In February, a day before the 5th Progressive Punjab Investors’ Summit in Chandigarh, Chief Minister Bhagwant Mann held an informal meeting with a group of businesspersons to let ideas flow freely. The same month, he introduced the New Industrial and Business Development Policy 2022. In September last year, Mann had travelled to Germany to attend one of the world’s biggest trade fairs for the automotive industry held in Frankfurt and urged German and Polish companies to invest in Punjab. But the state’s debt burden of more than Rs 3 lakh crore may be an impediment, experts say.
A handful of institutions in Punjab are trying to stop the brain drain by reviving interest in traditional career options like the National Defence Academy (NDA) and Union Public Service Commission (UPSC). In Tarn Taran district’s Khadur Sahib village, a charitable trust Nishan-E-Sikhi is conducting coaching classes for UPSC, NDA and other professional courses like NEET and JEE, catering to about 40 undergraduate students from Ferozepur, Hoshiarpur, Gurdaspur, and Kapurthala.
“Not everyone in Punjab wants to go abroad. If we stay here and study hard, we can earn as much as our friends earning abroad,” says Gurnoor Kaur from Bham village, Gurdaspur.
With this year, the Shiromani Gurdwara Parbandhak Committee (SGPC) has started its own drive to hand-hold students vying for a spot in government bureaucratic machinery. It has opened Nishchay Academy and signed a contract with a private coaching institute in Chandigarh — Raj Malhotra’s IAS Study Group — and will cover food, lodging and coaching expenses of 25 Amritdhari Sikh students this year.
After it announced its UPSC initiative, the SGPC received more than 300 applications. Similarly, at Nishan-E-Sikhi’s classes, more than 70 students turned up for the entrance exam for UPSC coaching.
Operating in the same pool, an IAS coaching institute set up in 1998 by the Punjab University in Chandigarh claims that with good guidance, students can be driven to these professions.

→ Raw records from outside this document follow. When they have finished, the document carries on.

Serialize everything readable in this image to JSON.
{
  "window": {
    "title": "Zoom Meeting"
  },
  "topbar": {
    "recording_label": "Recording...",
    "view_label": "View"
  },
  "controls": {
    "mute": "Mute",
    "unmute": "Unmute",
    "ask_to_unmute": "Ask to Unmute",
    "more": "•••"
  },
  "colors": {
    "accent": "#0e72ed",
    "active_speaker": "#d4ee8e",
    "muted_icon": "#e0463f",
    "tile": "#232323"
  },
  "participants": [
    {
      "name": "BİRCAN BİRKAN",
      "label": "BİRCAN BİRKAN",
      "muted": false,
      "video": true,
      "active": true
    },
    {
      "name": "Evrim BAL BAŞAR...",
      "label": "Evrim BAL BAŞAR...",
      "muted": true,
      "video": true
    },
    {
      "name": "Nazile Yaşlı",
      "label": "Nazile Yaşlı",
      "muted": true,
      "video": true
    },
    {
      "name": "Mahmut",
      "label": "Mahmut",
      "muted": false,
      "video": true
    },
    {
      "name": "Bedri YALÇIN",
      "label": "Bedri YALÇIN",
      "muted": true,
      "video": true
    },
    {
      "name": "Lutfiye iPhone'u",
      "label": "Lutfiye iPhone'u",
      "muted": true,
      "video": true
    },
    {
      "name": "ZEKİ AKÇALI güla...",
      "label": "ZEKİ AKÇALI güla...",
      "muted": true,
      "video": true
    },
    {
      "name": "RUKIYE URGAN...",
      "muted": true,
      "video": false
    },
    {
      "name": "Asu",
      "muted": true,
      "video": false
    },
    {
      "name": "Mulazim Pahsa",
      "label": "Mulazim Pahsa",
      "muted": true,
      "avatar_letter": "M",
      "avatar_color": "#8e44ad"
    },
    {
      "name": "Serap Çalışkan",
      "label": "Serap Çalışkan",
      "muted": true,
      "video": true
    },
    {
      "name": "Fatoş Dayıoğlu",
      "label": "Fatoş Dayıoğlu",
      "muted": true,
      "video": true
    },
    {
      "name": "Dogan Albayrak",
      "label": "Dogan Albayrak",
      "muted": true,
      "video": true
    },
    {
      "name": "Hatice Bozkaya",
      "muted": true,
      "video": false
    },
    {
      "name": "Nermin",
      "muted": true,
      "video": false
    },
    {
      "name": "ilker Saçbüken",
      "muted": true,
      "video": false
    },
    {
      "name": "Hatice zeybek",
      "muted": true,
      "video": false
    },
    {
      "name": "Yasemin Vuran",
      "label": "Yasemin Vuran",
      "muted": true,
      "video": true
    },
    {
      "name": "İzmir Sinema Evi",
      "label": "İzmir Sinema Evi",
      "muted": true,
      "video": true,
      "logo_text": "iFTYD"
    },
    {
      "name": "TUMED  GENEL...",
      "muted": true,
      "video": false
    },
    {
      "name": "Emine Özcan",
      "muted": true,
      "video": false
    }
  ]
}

“We get many Sikh students from rural areas of Punjab, and the number of students applying for the centre has increased over the years,” says Sonal Chawla, director of the institute. But UPSC is a lottery. Students struggle to come up with a Plan B if they fail.
“The Sikh community felt that their representation in the UPSC was shrinking and they urged us to take an initiative to have more Sikhs in the government. In the 1970s and 1980s, many Sikhs were bureaucrats. These numbers have fallen since,” says Shahbaz Singh, assistant secretary, SGPC.
Lieutenant General HS Panag (retd) agrees that the attractiveness for bureaucracy, defence, and education-driven professions like medicine has faded in the state over decades. “In the 1970s, my village Mahadian in Fatehgarh Sahib produced two doctors and five to six army officers. After 1975, it has not produced anyone who has got a job based on education,” he says.
Similarly, few men and women from Punjab qualify for Army jobs. The new recruitment policy of Agniveer was a big setback and discouraged youth from picking Army as a career option and undernourishment of Punjabi youth also disqualifies them, says Panag, who is otherwise a supporter of the scheme.
In 2016, Rankeerat Singh from Badala, a border town in Gurdaspur district, migrated to Canada for a business management course. Many youth from his region were going abroad to study, which his parents realised would be the best decision for him. But after two years of hustling, Rankeerat came back to Punjab. “Life abroad is very tough. You can’t just sit there like many youth do here. You have to constantly manage between your studies and work. If you can’t work, you cannot survive there,” he says. For the past three years, he has been preparing to crack UPSC. But if he doesn’t make it, he sees no future for himself in Punjab. “I will go back to Canada and do trucking work there. It is a better paying job than any work in Punjab.”